Model Scorers

Model Scorers provide a uniform interface for log-likelihood computation across model providers. Unlike ModelAdapter (which handles text generation and chat), scorers evaluate how likely a model considers a given continuation given some context.

Note

ModelScorer is the scoring counterpart to ModelAdapter. Use it when you need log-likelihood evaluation (e.g., multiple-choice benchmarks) rather than text generation.

View source

ModelScorer

Bases: ABC, TraceableMixin, ConfigurableMixin

Abstract base class for model scorers.

ModelScorer provides a consistent interface for computing token-level log-likelihoods from language models. All scorers implement the same methods, so you can swap providers without changing evaluation code.

To use a scorer:

Create an instance with provider-specific configuration
Call loglikelihood() for single context-continuation pairs
Call loglikelihood_batch() for efficient batch computation
Call loglikelihood_choices() for MCQ evaluation

Implementing a custom scorer:

Subclass ModelScorer and implement:

model_id property: Return the model identifier string
_loglikelihood_impl(): Score a single (context, continuation) pair

Optionally override:

_loglikelihood_batch_impl(): Optimised batch scoring
loglikelihood_choices(): MCQ-specific optimisations (e.g. shared-context single-pass)

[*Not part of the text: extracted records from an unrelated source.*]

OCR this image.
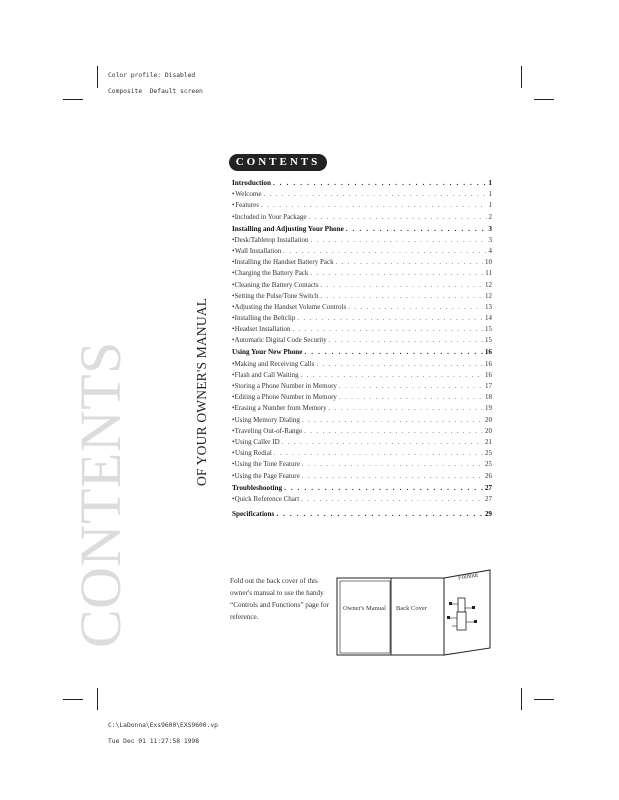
Color profile: Disabled

Composite  Default screen

C:\LaDonna\Exs9600\EXS9600.vp

Tue Dec 01 11:27:58 1998

CONTENTS	OF YOUR OWNER'S MANUAL
CONTENTS
Introduction . . .	1
• Welcome . . .	1
• Features . . .	1
• Included in Your Package . . .	2
Installing and Adjusting Your Phone . . .	3
• Desk/Tabletop Installation . . .	3
• Wall Installation . . .	4
• Installing the Handset Battery Pack . . .	10
• Charging the Battery Pack . . .	11
• Cleaning the Battery Contacts . . .	12
• Setting the Pulse/Tone Switch . . .	12
• Adjusting the Handset Volume Controls . . .	13
• Installing the Beltclip . . .	14
• Headset Installation . . .	15
• Automatic Digital Code Security . . .	15
Using Your New Phone . . .	16
• Making and Receiving Calls . . .	16
• Flash and Call Waiting . . .	16
• Storing a Phone Number in Memory . . .	17
• Editing a Phone Number in Memory . . .	18
• Erasing a Number from Memory . . .	19
• Using Memory Dialing . . .	20
• Traveling Out-of-Range . . .	20
• Using Caller ID . . .	21
• Using Redial . . .	25
• Using the Tone Feature . . .	25
• Using the Page Feature . . .	26
Troubleshooting . . .	27
• Quick Reference Chart . . .	27
Specifications . . .	29
Fold out the back cover of this owner's manual to use the handy “Controls and Functions” page for reference.
Owner's Manual Back Cover
Foldout
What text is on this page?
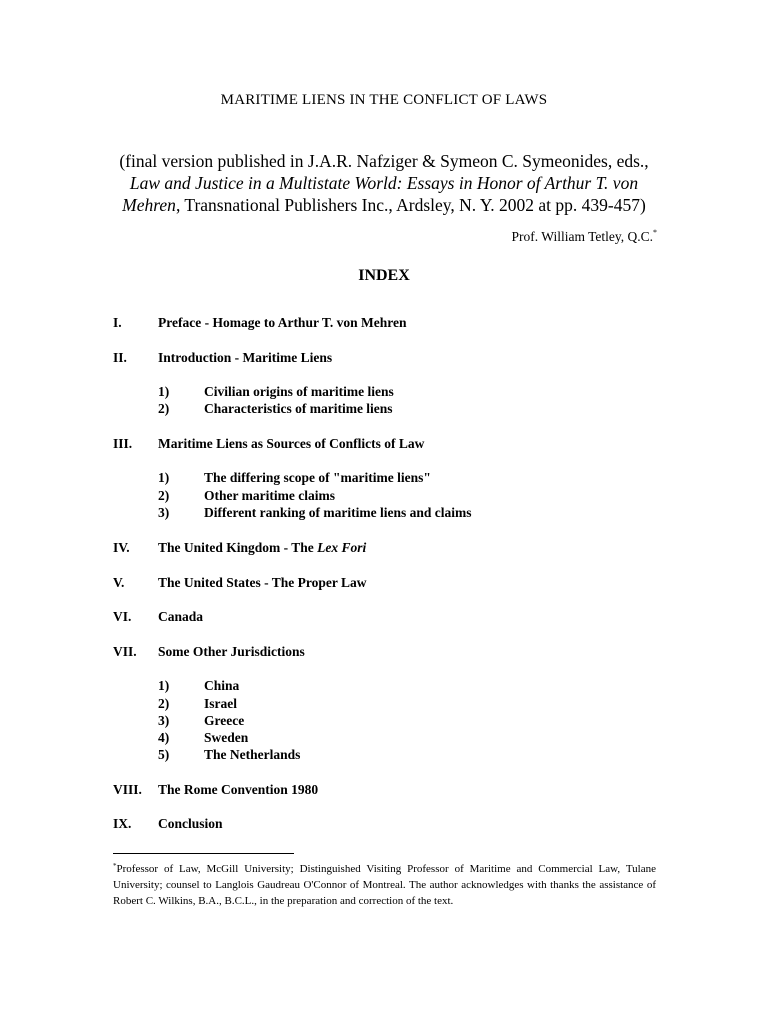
MARITIME LIENS IN THE CONFLICT OF LAWS
(final version published in J.A.R. Nafziger & Symeon C. Symeonides, eds.,
Law and Justice in a Multistate World: Essays in Honor of Arthur T. von
Mehren, Transnational Publishers Inc., Ardsley, N. Y. 2002 at pp. 439-457)
Prof. William Tetley, Q.C.*
INDEX
I.	Preface - Homage to Arthur T. von Mehren
II. Introduction - Maritime Liens
1)	Civilian origins of maritime liens
2)	Characteristics of maritime liens
III. Maritime Liens as Sources of Conflicts of Law
1)	The differing scope of "maritime liens"
2)	Other maritime claims
3)	Different ranking of maritime liens and claims
IV. The United Kingdom - The Lex Fori
V. The United States - The Proper Law
VI. Canada
VII. Some Other Jurisdictions
1)	China
2)	Israel
3)	Greece
4)	Sweden
5)	The Netherlands
VIII. The Rome Convention 1980
IX. Conclusion
*Professor of Law, McGill University; Distinguished Visiting Professor of Maritime and Commercial Law, Tulane University; counsel to Langlois Gaudreau O'Connor of Montreal. The author acknowledges with thanks the assistance of Robert C. Wilkins, B.A., B.C.L., in the preparation and correction of the text.
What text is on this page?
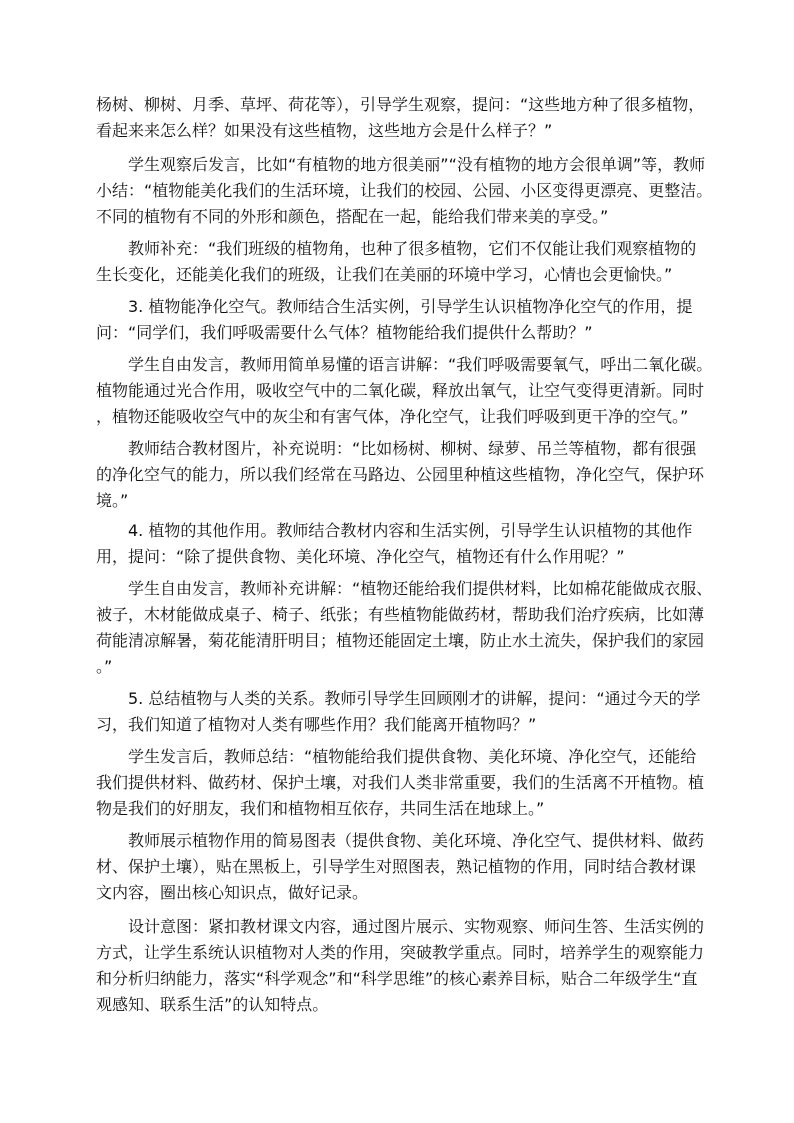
杨树、柳树、月季、草坪、荷花等），引导学生观察，提问：“这些地方种了很多植物，
看起来来怎么样？如果没有这些植物，这些地方会是什么样子？”
学生观察后发言，比如“有植物的地方很美丽”“没有植物的地方会很单调”等，教师
小结：“植物能美化我们的生活环境，让我们的校园、公园、小区变得更漂亮、更整洁。
不同的植物有不同的外形和颜色，搭配在一起，能给我们带来美的享受。”
教师补充：“我们班级的植物角，也种了很多植物，它们不仅能让我们观察植物的
生长变化，还能美化我们的班级，让我们在美丽的环境中学习，心情也会更愉快。”
3. 植物能净化空气。教师结合生活实例，引导学生认识植物净化空气的作用，提
问：“同学们，我们呼吸需要什么气体？植物能给我们提供什么帮助？”
学生自由发言，教师用简单易懂的语言讲解：“我们呼吸需要氧气，呼出二氧化碳。
植物能通过光合作用，吸收空气中的二氧化碳，释放出氧气，让空气变得更清新。同时
，植物还能吸收空气中的灰尘和有害气体，净化空气，让我们呼吸到更干净的空气。”
教师结合教材图片，补充说明：“比如杨树、柳树、绿萝、吊兰等植物，都有很强
的净化空气的能力，所以我们经常在马路边、公园里种植这些植物，净化空气，保护环
境。”
4. 植物的其他作用。教师结合教材内容和生活实例，引导学生认识植物的其他作
用，提问：“除了提供食物、美化环境、净化空气，植物还有什么作用呢？”
学生自由发言，教师补充讲解：“植物还能给我们提供材料，比如棉花能做成衣服、
被子，木材能做成桌子、椅子、纸张；有些植物能做药材，帮助我们治疗疾病，比如薄
荷能清凉解暑，菊花能清肝明目；植物还能固定土壤，防止水土流失，保护我们的家园
。”
5. 总结植物与人类的关系。教师引导学生回顾刚才的讲解，提问：“通过今天的学
习，我们知道了植物对人类有哪些作用？我们能离开植物吗？”
学生发言后，教师总结：“植物能给我们提供食物、美化环境、净化空气，还能给
我们提供材料、做药材、保护土壤，对我们人类非常重要，我们的生活离不开植物。植
物是我们的好朋友，我们和植物相互依存，共同生活在地球上。”
教师展示植物作用的简易图表（提供食物、美化环境、净化空气、提供材料、做药
材、保护土壤），贴在黑板上，引导学生对照图表，熟记植物的作用，同时结合教材课
文内容，圈出核心知识点，做好记录。
设计意图：紧扣教材课文内容，通过图片展示、实物观察、师问生答、生活实例的
方式，让学生系统认识植物对人类的作用，突破教学重点。同时，培养学生的观察能力
和分析归纳能力，落实“科学观念”和“科学思维”的核心素养目标，贴合二年级学生“直
观感知、联系生活”的认知特点。
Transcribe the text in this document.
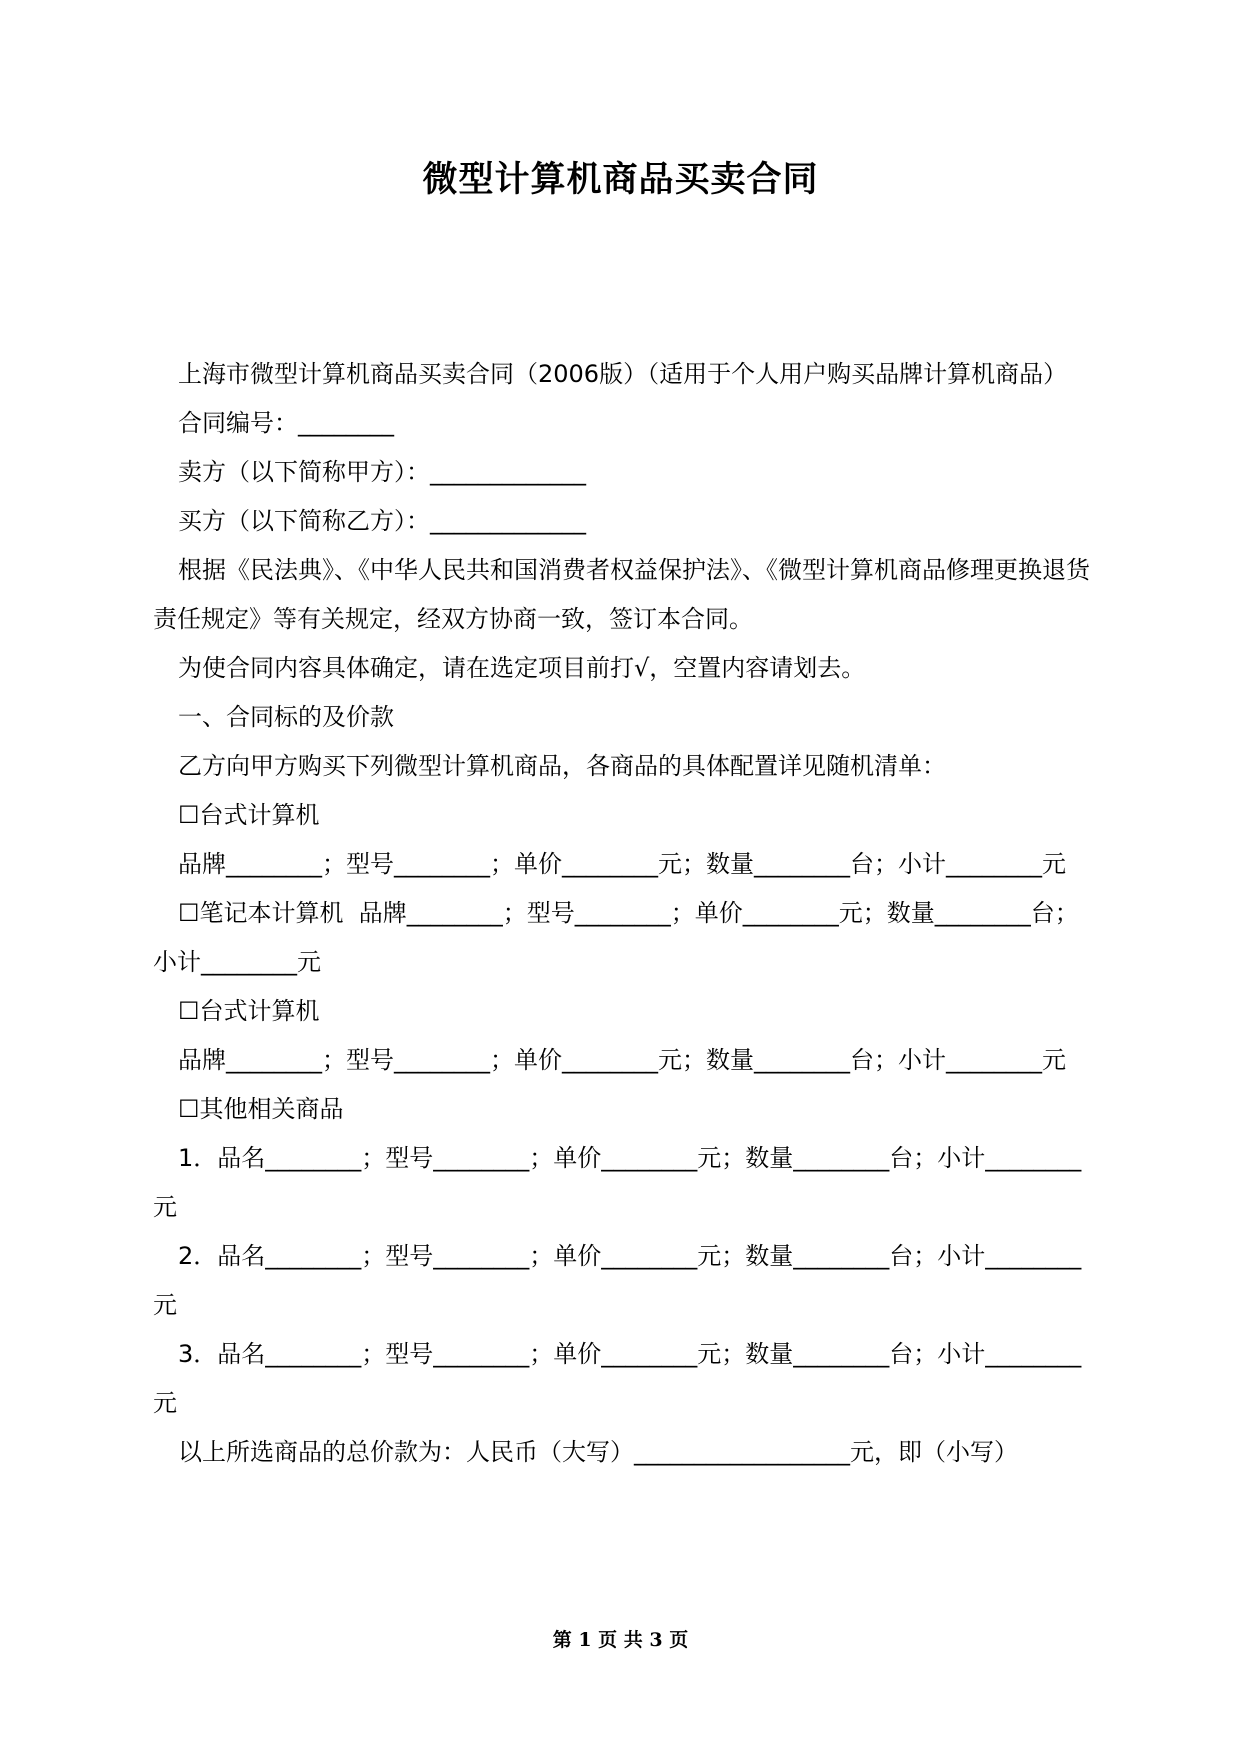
微型计算机商品买卖合同

上海市微型计算机商品买卖合同（2006版）（适用于个人用户购买品牌计算机商品）

合同编号：________

卖方（以下简称甲方）：_____________

买方（以下简称乙方）：_____________

根据《民法典》、《中华人民共和国消费者权益保护法》、《微型计算机商品修理更换退货责任规定》等有关规定，经双方协商一致，签订本合同。

为使合同内容具体确定，请在选定项目前打√，空置内容请划去。

一、合同标的及价款

乙方向甲方购买下列微型计算机商品，各商品的具体配置详见随机清单：

☐台式计算机

品牌________；型号________；单价________元；数量________台；小计________元

☐笔记本计算机  品牌________；型号________；单价________元；数量________台；小计________元

☐台式计算机

品牌________；型号________；单价________元；数量________台；小计________元

☐其他相关商品

1．品名________；型号________；单价________元；数量________台；小计________元

2．品名________；型号________；单价________元；数量________台；小计________元

3．品名________；型号________；单价________元；数量________台；小计________元

以上所选商品的总价款为：人民币（大写）__________________元，即（小写）

第 1 页 共 3 页
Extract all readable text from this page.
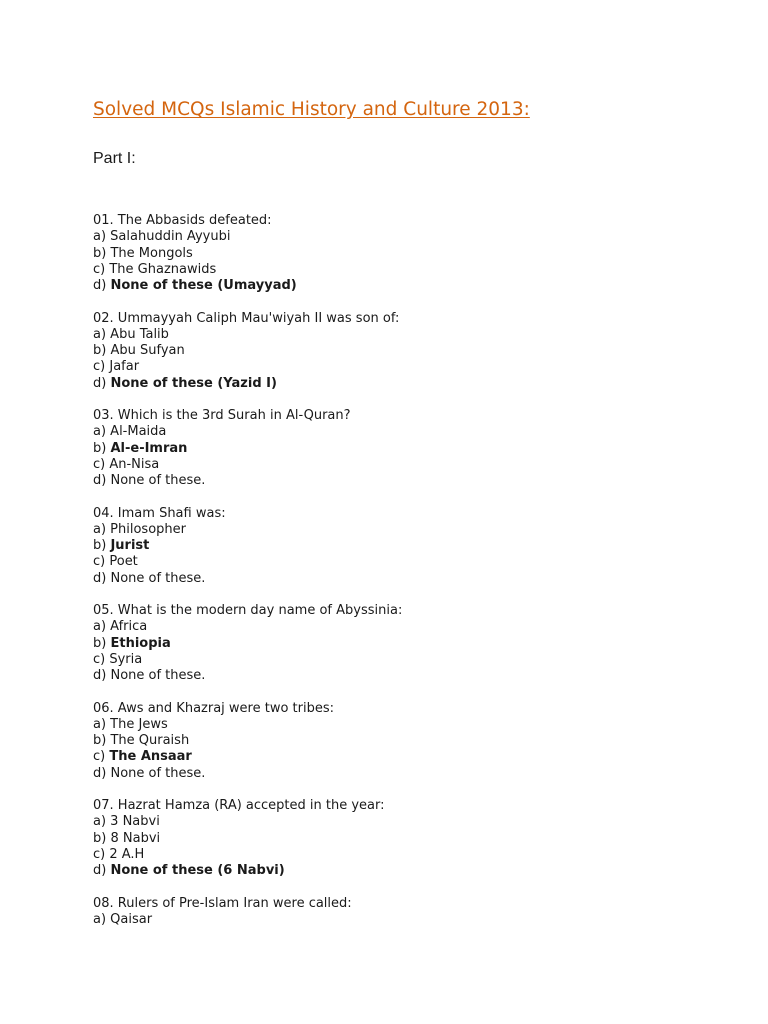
Solved MCQs Islamic History and Culture 2013:
Part I:
01. The Abbasids defeated:
a) Salahuddin Ayyubi
b) The Mongols
c) The Ghaznawids
d) None of these (Umayyad)
02. Ummayyah Caliph Mau'wiyah II was son of:
a) Abu Talib
b) Abu Sufyan
c) Jafar
d) None of these (Yazid I)
03. Which is the 3rd Surah in Al-Quran?
a) Al-Maida
b) Al-e-Imran
c) An-Nisa
d) None of these.
04. Imam Shafi was:
a) Philosopher
b) Jurist
c) Poet
d) None of these.
05. What is the modern day name of Abyssinia:
a) Africa
b) Ethiopia
c) Syria
d) None of these.
06. Aws and Khazraj were two tribes:
a) The Jews
b) The Quraish
c) The Ansaar
d) None of these.
07. Hazrat Hamza (RA) accepted in the year:
a) 3 Nabvi
b) 8 Nabvi
c) 2 A.H
d) None of these (6 Nabvi)
08. Rulers of Pre-Islam Iran were called:
a) Qaisar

model_id `abstractmethod` `property`

model_id: str

The identifier for the underlying model.

RETURNS	DESCRIPTION
`str`	A string identifying the model (e.g., `"meta-llama/Llama-2-7b-hf"`).

seed `property`

seed: Optional[int]

Seed for deterministic scoring, or None if unseeded.

init

__init__(seed: Optional[int] = None)

Initialize the model scorer.

PARAMETER	DESCRIPTION
`seed`	Seed for deterministic scoring. Passed to the underlying model if supported. TYPE: `Optional[int]` DEFAULT: `None`

gather_config

gather_config() -> Dict[str, Any]

Gather configuration from this scorer.

Output fields:

type - Component class name
gathered_at - ISO timestamp
model_id - Model identifier
scorer_type - The specific scorer class name
seed - Seed for deterministic scoring, or None if unseeded

RETURNS	DESCRIPTION
`Dict[str, Any]`	Dictionary containing scorer configuration.

gather_traces

gather_traces() -> Dict[str, Any]

Gather execution traces from this scorer.

Output fields:

type - Component class name
gathered_at - ISO timestamp
model_id - Model identifier
total_calls - Number of scoring calls
successful_calls - Number of successful calls
failed_calls - Number of failed calls
total_duration_seconds - Total time spent in calls
logs - List of individual call records

RETURNS	DESCRIPTION
`Dict[str, Any]`	Dictionary containing scorer execution traces.

loglikelihood

loglikelihood(context: str, continuation: str) -> float

Compute the log-likelihood of continuation given context.

PARAMETER	DESCRIPTION
`context`	The conditioning text (prompt). TYPE: `str`
`continuation`	The text whose likelihood is scored. TYPE: `str`

RETURNS	DESCRIPTION
`float`	Log-likelihood (negative float; higher = more likely).

loglikelihood_batch

loglikelihood_batch(
    pairs: List[Tuple[str, str]],
) -> List[float]

Compute log-likelihoods for a batch of (context, continuation) pairs.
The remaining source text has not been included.